Scientists have been studying emerald ash borers since the Chinese insects started killing ash trees near Detroit 15 years ago.

They've been following the imported insects' march east, then north and now west and watching the bugs kill nearly every ash tree in their path.

But those were mostly green ash, with some white and blue ash, too — the kind of trees that once lined urban avenues, wooded parks and farm woodlots across much of the country.

Now, with ash borers expanding their range in Duluth, the critters are on the doorstep of nearly 1 billion black ash across northern Minnesota's forests, and no one knows what's going to happen.

"We have some ideas, but nobody really knows. You really are going to be the laboratory for how EAB impacts black ash ecosystems," said Dan Kashian, a scientist at Wayne State University in Michigan.

That's why Kashian and more than 170 other scientists and forestry experts will converge on Duluth this week to share their knowledge of the emerald ash borer and the future of ash trees in North America. It's the biggest emerald ash borer symposium ever, an effort to get as much information out as possible on what researchers know so far about the pest and what questions remain unanswered that need to be tackled.

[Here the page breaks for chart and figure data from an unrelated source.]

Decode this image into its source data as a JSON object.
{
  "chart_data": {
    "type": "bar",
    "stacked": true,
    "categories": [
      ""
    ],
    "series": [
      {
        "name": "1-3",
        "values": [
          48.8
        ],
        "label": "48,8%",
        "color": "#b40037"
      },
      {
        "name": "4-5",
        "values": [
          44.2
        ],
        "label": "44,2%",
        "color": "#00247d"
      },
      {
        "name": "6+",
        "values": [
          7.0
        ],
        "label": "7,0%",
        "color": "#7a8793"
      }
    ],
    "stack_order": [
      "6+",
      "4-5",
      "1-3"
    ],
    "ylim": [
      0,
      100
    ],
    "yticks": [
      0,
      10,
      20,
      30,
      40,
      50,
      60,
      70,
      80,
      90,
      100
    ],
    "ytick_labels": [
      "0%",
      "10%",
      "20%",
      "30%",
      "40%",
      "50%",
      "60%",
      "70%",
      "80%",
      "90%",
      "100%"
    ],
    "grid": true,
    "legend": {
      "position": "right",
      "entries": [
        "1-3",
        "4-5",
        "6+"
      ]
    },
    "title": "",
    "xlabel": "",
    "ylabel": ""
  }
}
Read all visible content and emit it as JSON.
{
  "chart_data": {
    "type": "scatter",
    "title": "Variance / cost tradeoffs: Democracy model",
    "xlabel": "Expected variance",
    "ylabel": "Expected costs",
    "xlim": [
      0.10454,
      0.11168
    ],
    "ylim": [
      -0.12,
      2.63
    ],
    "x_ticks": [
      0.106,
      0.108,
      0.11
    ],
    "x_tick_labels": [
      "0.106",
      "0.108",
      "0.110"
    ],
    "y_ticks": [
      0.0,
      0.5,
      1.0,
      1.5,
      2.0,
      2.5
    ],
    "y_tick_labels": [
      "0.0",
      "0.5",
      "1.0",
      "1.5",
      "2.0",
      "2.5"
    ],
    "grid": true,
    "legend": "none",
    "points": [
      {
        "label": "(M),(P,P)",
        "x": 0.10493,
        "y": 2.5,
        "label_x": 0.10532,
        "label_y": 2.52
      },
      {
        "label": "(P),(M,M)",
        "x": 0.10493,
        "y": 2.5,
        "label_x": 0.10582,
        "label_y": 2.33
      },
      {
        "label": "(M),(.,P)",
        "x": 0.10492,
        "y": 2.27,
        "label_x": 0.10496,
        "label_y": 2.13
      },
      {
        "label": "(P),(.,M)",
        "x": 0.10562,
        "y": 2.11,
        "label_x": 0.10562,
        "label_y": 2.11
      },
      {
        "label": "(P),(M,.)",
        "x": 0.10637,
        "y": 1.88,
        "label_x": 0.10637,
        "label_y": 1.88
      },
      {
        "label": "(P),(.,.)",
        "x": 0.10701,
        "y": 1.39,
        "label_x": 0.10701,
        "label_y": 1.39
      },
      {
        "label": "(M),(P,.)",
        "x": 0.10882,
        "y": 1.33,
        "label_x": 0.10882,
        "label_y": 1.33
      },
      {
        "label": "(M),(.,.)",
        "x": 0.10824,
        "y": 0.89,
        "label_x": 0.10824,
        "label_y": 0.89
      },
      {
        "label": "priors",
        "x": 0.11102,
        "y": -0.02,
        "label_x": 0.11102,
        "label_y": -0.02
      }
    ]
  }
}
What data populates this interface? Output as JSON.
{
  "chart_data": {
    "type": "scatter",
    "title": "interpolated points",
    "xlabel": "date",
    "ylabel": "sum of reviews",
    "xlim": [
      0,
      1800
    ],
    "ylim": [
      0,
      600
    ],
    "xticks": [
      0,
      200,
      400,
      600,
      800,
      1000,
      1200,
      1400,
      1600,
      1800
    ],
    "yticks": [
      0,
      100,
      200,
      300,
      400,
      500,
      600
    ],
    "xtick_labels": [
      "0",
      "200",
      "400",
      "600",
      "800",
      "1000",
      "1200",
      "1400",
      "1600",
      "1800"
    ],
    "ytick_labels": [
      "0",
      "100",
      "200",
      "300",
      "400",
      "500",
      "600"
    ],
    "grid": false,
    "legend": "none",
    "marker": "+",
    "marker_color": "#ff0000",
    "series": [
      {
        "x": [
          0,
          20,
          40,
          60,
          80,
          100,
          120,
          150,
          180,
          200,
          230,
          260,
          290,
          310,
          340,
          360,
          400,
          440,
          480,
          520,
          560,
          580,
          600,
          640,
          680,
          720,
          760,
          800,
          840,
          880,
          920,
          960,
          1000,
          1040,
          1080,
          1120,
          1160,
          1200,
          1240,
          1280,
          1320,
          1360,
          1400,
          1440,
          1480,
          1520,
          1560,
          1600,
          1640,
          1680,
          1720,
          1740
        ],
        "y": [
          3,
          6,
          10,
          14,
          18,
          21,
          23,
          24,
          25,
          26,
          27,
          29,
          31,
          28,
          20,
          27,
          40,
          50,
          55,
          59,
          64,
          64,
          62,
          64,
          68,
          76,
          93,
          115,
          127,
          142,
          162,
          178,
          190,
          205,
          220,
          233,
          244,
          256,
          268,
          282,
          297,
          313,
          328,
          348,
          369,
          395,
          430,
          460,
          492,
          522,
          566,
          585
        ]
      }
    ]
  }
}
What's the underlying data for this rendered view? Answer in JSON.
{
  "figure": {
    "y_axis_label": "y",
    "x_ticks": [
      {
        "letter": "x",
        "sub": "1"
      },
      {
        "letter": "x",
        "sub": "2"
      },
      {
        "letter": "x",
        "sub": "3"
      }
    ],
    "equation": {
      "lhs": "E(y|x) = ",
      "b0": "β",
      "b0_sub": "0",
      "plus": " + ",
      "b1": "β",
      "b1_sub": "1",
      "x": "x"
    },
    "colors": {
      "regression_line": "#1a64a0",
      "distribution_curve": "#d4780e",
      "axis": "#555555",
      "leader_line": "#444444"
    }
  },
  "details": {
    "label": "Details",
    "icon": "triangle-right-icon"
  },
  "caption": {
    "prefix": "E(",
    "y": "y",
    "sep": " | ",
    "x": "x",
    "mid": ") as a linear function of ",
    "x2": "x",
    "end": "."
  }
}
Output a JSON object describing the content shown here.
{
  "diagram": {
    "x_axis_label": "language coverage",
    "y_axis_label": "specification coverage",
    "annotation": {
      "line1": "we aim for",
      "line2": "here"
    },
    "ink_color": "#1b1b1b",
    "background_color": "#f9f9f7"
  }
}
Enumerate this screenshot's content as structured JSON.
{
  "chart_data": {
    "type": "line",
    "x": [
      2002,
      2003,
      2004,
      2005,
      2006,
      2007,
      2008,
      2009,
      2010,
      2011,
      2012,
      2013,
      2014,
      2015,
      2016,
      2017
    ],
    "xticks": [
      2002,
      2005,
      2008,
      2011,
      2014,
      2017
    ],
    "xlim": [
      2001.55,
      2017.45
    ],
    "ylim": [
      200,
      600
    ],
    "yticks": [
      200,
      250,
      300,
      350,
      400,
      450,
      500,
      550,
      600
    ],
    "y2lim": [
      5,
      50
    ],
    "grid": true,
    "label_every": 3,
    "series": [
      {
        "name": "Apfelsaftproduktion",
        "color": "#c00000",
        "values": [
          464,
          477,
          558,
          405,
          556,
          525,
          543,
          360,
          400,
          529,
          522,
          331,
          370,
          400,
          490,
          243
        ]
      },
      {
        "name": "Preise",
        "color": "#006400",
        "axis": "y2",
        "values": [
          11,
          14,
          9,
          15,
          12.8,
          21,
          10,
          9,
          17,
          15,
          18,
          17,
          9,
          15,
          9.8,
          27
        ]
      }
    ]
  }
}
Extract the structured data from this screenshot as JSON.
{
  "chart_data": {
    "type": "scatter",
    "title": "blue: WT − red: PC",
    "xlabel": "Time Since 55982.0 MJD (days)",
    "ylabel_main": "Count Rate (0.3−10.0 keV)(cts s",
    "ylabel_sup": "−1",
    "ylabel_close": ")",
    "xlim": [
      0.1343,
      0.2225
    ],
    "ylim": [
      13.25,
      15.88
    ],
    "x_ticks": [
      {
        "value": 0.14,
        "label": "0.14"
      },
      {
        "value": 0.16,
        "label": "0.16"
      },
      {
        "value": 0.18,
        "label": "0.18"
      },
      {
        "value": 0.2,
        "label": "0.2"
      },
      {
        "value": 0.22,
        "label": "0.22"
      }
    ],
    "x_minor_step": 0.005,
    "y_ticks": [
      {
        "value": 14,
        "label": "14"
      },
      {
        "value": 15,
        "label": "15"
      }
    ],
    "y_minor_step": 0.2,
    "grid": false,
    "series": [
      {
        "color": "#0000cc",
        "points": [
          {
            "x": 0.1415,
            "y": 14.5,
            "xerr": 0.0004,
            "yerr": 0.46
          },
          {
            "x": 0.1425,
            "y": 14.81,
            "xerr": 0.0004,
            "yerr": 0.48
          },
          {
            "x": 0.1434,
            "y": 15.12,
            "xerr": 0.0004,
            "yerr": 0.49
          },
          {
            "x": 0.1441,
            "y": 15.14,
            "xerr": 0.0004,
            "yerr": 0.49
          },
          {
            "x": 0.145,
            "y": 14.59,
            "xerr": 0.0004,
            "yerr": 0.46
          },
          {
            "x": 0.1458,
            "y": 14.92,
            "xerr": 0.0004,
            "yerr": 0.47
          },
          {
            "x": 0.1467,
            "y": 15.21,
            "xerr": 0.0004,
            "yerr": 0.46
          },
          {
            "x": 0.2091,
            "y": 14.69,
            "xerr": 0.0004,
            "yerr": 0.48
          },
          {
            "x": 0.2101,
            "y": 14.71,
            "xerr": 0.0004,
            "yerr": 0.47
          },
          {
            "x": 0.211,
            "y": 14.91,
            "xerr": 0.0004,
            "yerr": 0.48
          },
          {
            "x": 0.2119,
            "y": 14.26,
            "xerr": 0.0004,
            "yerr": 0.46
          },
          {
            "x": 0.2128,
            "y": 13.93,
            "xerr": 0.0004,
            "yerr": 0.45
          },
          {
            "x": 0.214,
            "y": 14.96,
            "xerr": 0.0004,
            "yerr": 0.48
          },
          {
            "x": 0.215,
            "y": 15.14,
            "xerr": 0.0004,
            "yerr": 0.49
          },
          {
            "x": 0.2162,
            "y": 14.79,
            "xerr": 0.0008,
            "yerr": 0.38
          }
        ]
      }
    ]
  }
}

The group is especially interested in early results from experiments in northern Minnesota and Michigan's Upper Peninsula where scientists are replicating expected ash borer damage to black ash forests and seeing what might grow in their place.

Because black ash are such swampy ground trees, there are concerns that no other trees will be able to grow there, and vast swathes of northern forest will become scruffy, wet brushlands filled with tag alder and invasive buckthorn. If no big trees grow, scientists also are worried what will happen with the water table in those lowlands.

"We really wanted to focus on what options are available to manage these (black ash) ecosystems given the inevitable invasion by EAB," said Randall Kolka, a scientist with the U.S. Forest Service's Northern Research Station, who helped organize the Duluth event. "What happens if you have these straws sucking up water and then take the straws away."